Tous les partenaires sociaux émettent leurs réserves par rapport aux annonces sur la formation professionnelle. Citons la position intéressante du MEDEF qui porte sur les principes même.
« La formation professionnelle concerne principalement les entreprises et les salariés car il s’agit d’un élément de compétitivité pour les unes, et d’employabilité à long terme pour les autres. Or les annonces de ce jour démontrent une volonté de « nationalisation » du système en donnant à des acteurs publics un rôle central (Urssaf, Caisse des dépôts et consignation, nouvelle agence d’Etat France Compétence). C’est un contresens. A cet égard, le MEDEF s’inquiète que la collecte des fonds de la formation soit confiée à l’Urssaf : alors que depuis des années le MEDEF se mobilise pour convaincre que la formation professionnelle doit être un investissement, le message envoyé est que cela reste une « taxe » pour les entreprises. » http://bit.ly/2Fj6lUI
PROCHAIN BILLET :
« Quelles sont les victimes de la transformation de la formation professionnelle ? »

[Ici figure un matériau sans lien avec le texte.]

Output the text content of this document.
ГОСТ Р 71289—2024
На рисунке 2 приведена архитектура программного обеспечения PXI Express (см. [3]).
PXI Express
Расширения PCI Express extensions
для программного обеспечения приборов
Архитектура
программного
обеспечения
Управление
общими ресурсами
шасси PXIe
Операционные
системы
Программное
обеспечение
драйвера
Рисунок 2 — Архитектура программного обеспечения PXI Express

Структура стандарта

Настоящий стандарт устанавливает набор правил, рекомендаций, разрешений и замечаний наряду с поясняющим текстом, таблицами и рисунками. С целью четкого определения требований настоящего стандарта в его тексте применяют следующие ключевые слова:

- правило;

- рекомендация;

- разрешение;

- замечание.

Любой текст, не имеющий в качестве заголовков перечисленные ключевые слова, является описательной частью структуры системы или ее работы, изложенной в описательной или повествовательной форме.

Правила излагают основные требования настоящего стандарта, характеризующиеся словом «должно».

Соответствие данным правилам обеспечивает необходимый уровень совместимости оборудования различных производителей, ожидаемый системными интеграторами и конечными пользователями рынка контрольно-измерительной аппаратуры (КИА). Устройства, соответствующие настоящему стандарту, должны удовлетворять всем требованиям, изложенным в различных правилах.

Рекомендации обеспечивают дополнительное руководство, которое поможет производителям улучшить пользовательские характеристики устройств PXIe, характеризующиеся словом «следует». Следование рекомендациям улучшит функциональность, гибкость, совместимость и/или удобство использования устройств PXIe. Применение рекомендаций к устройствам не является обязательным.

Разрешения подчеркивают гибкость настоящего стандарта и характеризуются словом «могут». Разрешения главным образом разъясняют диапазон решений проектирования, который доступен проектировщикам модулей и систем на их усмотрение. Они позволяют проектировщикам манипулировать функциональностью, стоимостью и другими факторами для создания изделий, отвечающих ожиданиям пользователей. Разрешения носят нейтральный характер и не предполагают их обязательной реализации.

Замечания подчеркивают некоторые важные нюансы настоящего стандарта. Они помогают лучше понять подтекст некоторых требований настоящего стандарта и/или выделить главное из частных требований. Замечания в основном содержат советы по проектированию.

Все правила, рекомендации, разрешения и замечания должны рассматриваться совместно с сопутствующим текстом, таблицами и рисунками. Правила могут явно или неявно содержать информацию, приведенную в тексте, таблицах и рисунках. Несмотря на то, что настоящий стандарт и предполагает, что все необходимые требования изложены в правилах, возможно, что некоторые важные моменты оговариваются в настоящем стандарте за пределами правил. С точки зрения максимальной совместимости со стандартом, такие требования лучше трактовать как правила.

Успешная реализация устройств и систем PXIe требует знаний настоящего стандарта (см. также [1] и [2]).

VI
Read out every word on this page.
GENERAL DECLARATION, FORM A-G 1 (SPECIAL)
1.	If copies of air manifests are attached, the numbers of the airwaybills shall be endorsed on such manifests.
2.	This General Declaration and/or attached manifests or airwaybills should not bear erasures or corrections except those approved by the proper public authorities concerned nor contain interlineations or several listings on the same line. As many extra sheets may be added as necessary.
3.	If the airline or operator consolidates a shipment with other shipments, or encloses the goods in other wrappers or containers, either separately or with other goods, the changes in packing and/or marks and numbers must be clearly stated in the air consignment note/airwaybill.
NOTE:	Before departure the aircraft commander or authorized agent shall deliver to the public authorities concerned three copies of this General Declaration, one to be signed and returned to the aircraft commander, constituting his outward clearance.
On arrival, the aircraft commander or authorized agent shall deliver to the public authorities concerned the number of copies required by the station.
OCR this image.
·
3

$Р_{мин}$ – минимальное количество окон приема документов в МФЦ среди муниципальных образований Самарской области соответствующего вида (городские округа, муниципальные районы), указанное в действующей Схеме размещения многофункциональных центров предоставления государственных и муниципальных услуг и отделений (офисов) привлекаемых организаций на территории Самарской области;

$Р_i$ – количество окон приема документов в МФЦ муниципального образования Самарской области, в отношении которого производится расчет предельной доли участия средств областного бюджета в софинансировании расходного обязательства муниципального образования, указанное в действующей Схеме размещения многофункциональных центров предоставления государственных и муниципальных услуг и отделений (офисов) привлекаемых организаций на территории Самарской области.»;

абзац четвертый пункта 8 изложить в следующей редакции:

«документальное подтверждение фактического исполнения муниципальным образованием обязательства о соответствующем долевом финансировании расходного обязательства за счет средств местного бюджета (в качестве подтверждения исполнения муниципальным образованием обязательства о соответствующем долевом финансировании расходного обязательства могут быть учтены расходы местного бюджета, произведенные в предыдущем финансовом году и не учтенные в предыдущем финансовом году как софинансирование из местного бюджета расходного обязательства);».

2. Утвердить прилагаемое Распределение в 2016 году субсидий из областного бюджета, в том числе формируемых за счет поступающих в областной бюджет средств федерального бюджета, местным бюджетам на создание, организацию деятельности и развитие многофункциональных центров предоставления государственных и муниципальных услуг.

[1] Le programme présidentiel était rédigé en ces termes :
« La majeure partie des contributions actuelles des entreprises pour la formation sera progressivement converti en droits individuels pour les actifs. Chacun pourra s’adresser directement aux prestataires de formation, selon ses besoins. Le système sera simple. Les droits seront d’autant plus élevés que les besoins de qualification sont importants. Le système sera juste. Chacun disposera d’une information simple sur les résultats concrets de chaque formation, de chaque accompagnement (retour à l’emploi, impact sur la trajectoire salariale…) car tous les organismes seront soumis à labellisation et obligés d’afficher leurs performances : plus personne ne s’engagera dans une formation sans savoir à quoi elle mène ni quelle est sa qualité. Le système sera transparent. » – Programme Travail Emploi – Permettre à chacun de vivre de son travail. – Objectif 5 : Nous mettrons en place de nouvelles sécurités professionnelles pour tous ceux qui ont ou cherchent un emploi. https://en-marche.fr/emmanuel-macron/le-programme/travail-emploi
[2] Organisme Paritaire Collecteur Agréé (par l’État) : un Opca est une association à gestion paritaire qui collecte les contributions financières des entreprises qui relèvent de son champ d’application.
[3] « France compétences » doit prendre la place des trois instances actuelles gérées par les partenaires sociaux : Cnefop, Copanef et FPSPP.